Ömer Öngüt = Biz onların gönüllerindeki kinleri çıkarır atarız. Artık onlar kardeşler olarak tahtlar üzerinde karşı karşıya otururlar.
Şaban Piriş = Biz, onların gönlündeki tüm kini söküp attık. Onlar, kardeşler olarak karşılıklı koltuklarda otururlar.
Sadık Türkmen = Biz onların göğüslerinde kinden ne varsa çıkarıp atmışızdır. Tahtlar üzerinde karşı karşıya otururlar, kardeşler olarak...
Seyyid Kutub = Biz cennetliklerin kalplerindeki tüm kin tortularını çekip çıkardık, onlar orada karşılıklı koltuklarda oturan kardeşlerdir.
Suat Yıldırım = Onların kalplerindeki kini söküp çıkarmışızdır.
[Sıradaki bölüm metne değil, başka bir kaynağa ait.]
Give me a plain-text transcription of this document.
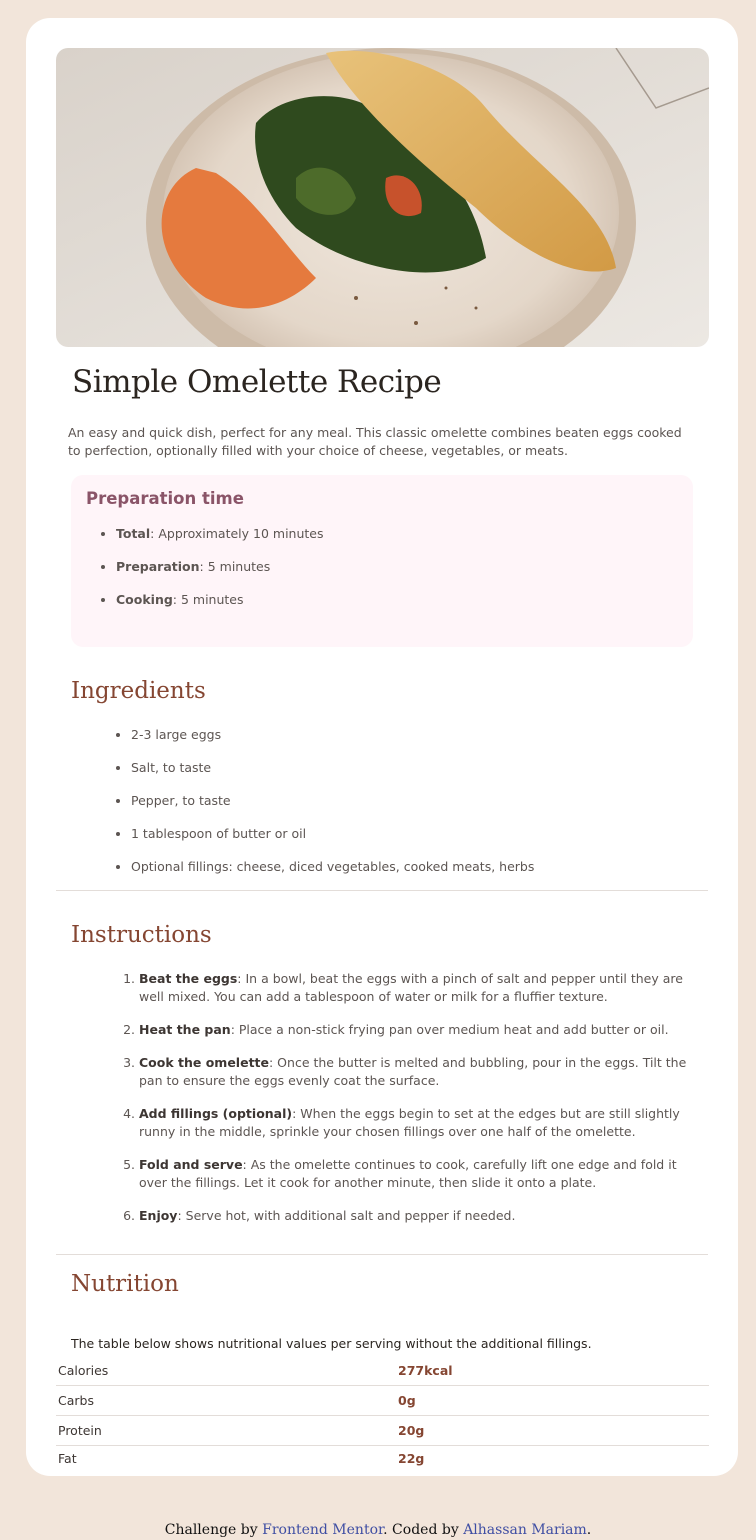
Simple Omelette Recipe

An easy and quick dish, perfect for any meal. This classic omelette combines beaten eggs cooked to perfection, optionally filled with your choice of cheese, vegetables, or meats.

Preparation time
• Total: Approximately 10 minutes
• Preparation: 5 minutes
• Cooking: 5 minutes
Ingredients
• 2-3 large eggs
• Salt, to taste
• Pepper, to taste
• 1 tablespoon of butter or oil
• Optional fillings: cheese, diced vegetables, cooked meats, herbs
Instructions
1. Beat the eggs: In a bowl, beat the eggs with a pinch of salt and pepper until they are well mixed. You can add a tablespoon of water or milk for a fluffier texture.
2. Heat the pan: Place a non-stick frying pan over medium heat and add butter or oil.
3. Cook the omelette: Once the butter is melted and bubbling, pour in the eggs. Tilt the pan to ensure the eggs evenly coat the surface.
4. Add fillings (optional): When the eggs begin to set at the edges but are still slightly runny in the middle, sprinkle your chosen fillings over one half of the omelette.
5. Fold and serve: As the omelette continues to cook, carefully lift one edge and fold it over the fillings. Let it cook for another minute, then slide it onto a plate.
6. Enjoy: Serve hot, with additional salt and pepper if needed.
Nutrition

The table below shows nutritional values per serving without the additional fillings.

Calories	277kcal
Carbs	0g
Protein	20g
Fat	22g
Challenge by Frontend Mentor. Coded by Alhassan Mariam.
Dost ve kardeş olarak, divanlar üzerinde karşı karşıya otururlar.
Süleyman Ateş = Onların göğüslerindeki kini çıkarıp atmışızdır; (hepsi) kardeşler olarak divanlar üzerinde karşı karşıya oturur (sohbet eder)ler.
Tefhim-ul Kuran = Onların göğüslerinde kinden (ne varsa tümünü) sıyırıp çektik, kardeşler olarak tahtlar üzerinde karşı karşıyadırlar.
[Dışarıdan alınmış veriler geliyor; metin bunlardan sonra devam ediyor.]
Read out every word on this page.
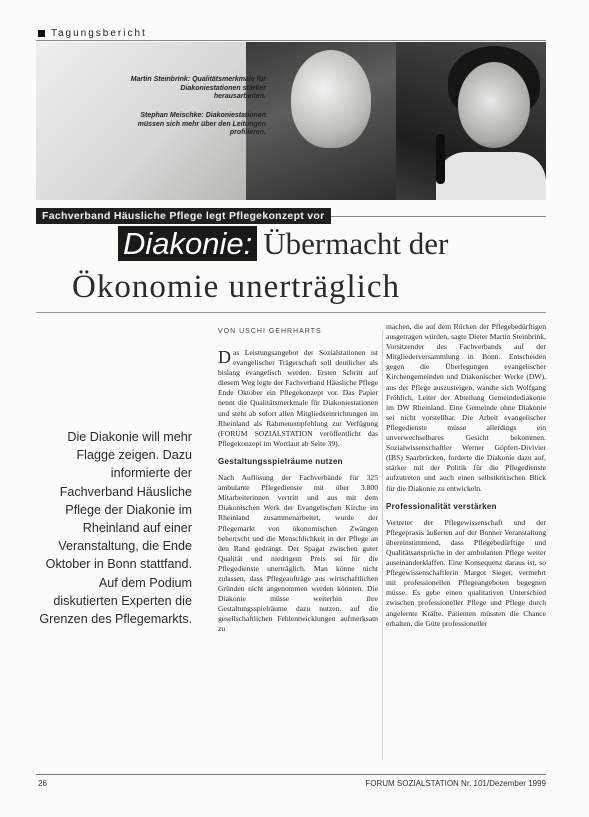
Tagungsbericht
Martin Steinbrink: Qualitätsmerkmale für Diakoniestationen stärker herausarbeiten.
Stephan Meischke: Diakoniestationen müssen sich mehr über den Leitungen profilieren.
Fachverband Häusliche Pflege legt Pflegekonzept vor
Diakonie: Übermacht der
Ökonomie unerträglich
VON USCHI GEHRHARTS
Die Diakonie will mehr Flagge zeigen. Dazu informierte der Fachverband Häusliche Pflege der Diakonie im Rheinland auf einer Veranstaltung, die Ende Oktober in Bonn stattfand. Auf dem Podium diskutierten Experten die Grenzen des Pflegemarkts.

Das Leistungsangebot der Sozialstationen ist evangelischer Trägerschaft soll deutlicher als bislang evangelisch werden. Ersten Schritt auf diesem Weg legte der Fachverband Häusliche Pflege Ende Oktober ein Pflegekonzept vor. Das Papier nennt die Qualitätsmerkmale für Diakoniestationen und steht ab sofort allen Mitgliedseinrichtungen im Rheinland als Rahmenempfehlung zur Verfügung (FORUM SOZIALSTATION veröffentlicht das Pflegekonzept im Wortlaut ab Seite 39).

Gestaltungsspielräume nutzen

Nach Auflösung der Fachverbände für 325 ambulante Pflegedienste mit über 3.800 Mitarbeiterinnen vertritt und aus mit dem Diakonischen Werk der Evangelischen Kirche im Rheinland zusammenarbeitet, wurde der Pflegemarkt von ökonomischen Zwängen beherrscht und die Menschlichkeit in der Pflege an den Rand gedrängt. Der Spagat zwischen guter Qualität und niedrigem Preis sei für die Pflegedienste unerträglich. Man könne nicht zulassen, dass Pflegeaufträge aus wirtschaftlichen Gründen nicht angenommen werden könnten. Die Diakonie müsse weiterhin ihre Gestaltungsspielräume dazu nutzen, auf die gesellschaftlichen Fehlentwicklungen aufmerksam zu

machen, die auf dem Rücken der Pflegebedürftigen ausgetragen würden, sagte Dieter Martin Steinbrink, Vorsitzender des Fachverbands auf der Mitgliederversammlung in Bonn. Entscheiden gegen die Überlegungen evangelischer Kirchengemeinden und Diakonischer Werke (DW), aus der Pflege auszusteigen, wandte sich Wolfgang Fröhlich, Leiter der Abteilung Gemeindediakonie im DW Rheinland. Eine Gemeinde ohne Diakonie sei nicht vorstellbar. Die Arbeit evangelischer Pflegedienste müsse allerdings ein unverwechselbares Gesicht bekommen. Sozialwissenschaftler Werner Göpfert-Divivier (IBS) Saarbrücken, forderte die Diakonie dazu auf, stärker mit der Politik für die Pflegedienste aufzutreten und auch einen selbstkritischen Blick für die Diakonie zu entwickeln.

Professionalität verstärken

Vertreter der Pflegewissenschaft und der Pflegepraxis äußerten auf der Bonner Veranstaltung übereinstimmend, dass Pflegebedürftige und Qualitätsansprüche in der ambulanten Pflege weiter auseinanderklaffen. Eine Konsequenz daraus ist, so Pflegewissenschaftlerin Margot Sieger, vermehrt mit professionellen Pflegeangeboten begegnen müsse. Es gebe einen qualitativen Unterschied zwischen professioneller Pflege und Pflege durch angelernte Kräfte. Patienten müssten die Chance erhalten, die Güte professioneller

26	FORUM SOZIALSTATION Nr. 101/Dezember 1999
Ümit Şimşek = Kin namına ne varsa gönüllerinden çıkarmışızdır; karşılıklı tahtlarda, sevinç içinde, kardeş kardeş otururlar.
Yaşar Nuri Öztürk = Göğüslerindeki düşmanlığı çekip almışızdır. Köşkler/divanlar üzerinde karşı karşıya oturan kardeşler olmuşlardır.
İskender Ali Mihr = Ve onların göğüslerinde kinden ne varsa çekip çıkardık. Onlar, kardeş olarak karşılıklı tahtlar üzerindedirler.
İlyas Yorulmaz = Onların kalplerindeki rahatsız edecek bütün düşünceleri çıkartırız. Altlarına serilmiş divanlarda kardeşlik içerisinde karşılıklı oturup, yatarlar.